Se trata de la mayor caída en un mes desde junio de 2022. Además, en los tres primeros meses, el IBEX acumula una caída del 1,5%.
Pese a ello, el selectivo español logró cerrar la última jornada del mes en los 17.000 puntos tras tres sesiones por debajo. Este martes subió un 0,47% y se colocó en los 17.049,6 puntos retomando la cota de los 17.000. Sin embargo, con el conflicto en Oriente Medio, el IBEX se fue alejando en el mes del máximo histórico que registró el 26 de febrero, cuando rozó los 18.500 puntos.

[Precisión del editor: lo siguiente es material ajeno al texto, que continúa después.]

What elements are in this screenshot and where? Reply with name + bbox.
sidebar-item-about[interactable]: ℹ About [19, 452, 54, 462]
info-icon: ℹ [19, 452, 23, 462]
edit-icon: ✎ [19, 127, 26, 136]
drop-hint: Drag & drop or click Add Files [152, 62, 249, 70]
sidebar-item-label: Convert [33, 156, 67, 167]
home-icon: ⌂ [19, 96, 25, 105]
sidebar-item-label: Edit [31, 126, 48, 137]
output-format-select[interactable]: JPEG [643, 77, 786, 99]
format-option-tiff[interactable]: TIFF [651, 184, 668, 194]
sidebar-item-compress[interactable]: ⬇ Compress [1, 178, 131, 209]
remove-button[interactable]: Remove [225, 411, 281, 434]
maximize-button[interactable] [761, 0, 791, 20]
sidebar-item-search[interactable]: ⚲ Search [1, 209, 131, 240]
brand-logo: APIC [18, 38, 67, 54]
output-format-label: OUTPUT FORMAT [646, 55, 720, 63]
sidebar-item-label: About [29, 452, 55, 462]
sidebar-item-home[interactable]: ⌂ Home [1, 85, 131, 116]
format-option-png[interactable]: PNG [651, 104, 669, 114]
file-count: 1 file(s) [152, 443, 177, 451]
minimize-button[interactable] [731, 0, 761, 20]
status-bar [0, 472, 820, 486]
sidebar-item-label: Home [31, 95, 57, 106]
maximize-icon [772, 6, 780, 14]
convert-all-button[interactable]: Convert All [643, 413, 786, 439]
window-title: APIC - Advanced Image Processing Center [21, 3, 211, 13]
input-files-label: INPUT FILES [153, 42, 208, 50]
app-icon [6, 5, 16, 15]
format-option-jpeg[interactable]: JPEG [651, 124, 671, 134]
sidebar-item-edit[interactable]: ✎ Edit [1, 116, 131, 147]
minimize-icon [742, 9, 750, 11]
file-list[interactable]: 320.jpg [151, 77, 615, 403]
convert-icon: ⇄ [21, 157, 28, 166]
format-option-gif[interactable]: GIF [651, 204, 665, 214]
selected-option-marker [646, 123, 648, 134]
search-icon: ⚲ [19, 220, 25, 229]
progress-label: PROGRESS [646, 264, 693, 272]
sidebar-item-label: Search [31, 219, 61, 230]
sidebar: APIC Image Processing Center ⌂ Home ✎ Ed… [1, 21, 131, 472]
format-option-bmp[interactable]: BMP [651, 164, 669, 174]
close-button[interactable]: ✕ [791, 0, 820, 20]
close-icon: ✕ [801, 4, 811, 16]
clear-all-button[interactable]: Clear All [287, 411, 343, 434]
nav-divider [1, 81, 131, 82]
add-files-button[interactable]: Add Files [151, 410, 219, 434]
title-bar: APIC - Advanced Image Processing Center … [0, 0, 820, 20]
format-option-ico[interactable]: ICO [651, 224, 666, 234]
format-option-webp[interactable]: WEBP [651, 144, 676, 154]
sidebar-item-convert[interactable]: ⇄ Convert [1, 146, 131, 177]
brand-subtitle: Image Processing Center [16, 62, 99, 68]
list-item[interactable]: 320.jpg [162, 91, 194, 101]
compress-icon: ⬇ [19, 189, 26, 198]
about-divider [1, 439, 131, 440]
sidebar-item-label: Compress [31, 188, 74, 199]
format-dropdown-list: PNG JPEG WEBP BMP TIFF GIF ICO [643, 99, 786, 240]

Dos días después, se produjo el ataque de Estados Unidos e Israel a Irán, país en el que a su vez estaban teniendo lugar protestas ciudadanas. En el mes, el nivel más bajo lo registró el día 20, en los 16.714 puntos.
En la jornada de hoy, 25 valores recogieron beneficios, siendo los más destacados los de Indra (+4,19%), ACS (+2,14%), Cellnex (+2,14%) y Repsol (+1,73%).
En cambio, ocho valores no pudieron esquivar las pérdidas: Fluidra (-1,54%), Naturgy (-0,99%), Amadeus (-0,65%), Inditex (-0,4%), IAG (-0,25%), Puig (-0,24%), Acerinox (-0,17%) y Aena (-0,04%).
Entre los grandes, además de la caída de Inditex, terminaron en tablas Santander y CaixaBank, y subieron BBVA (+1,45%) e Iberdrola (+0,13%).
La prima de riesgo mejoraba al caer un 5,5% y moverse en el entorno de los 50 puntos básicos.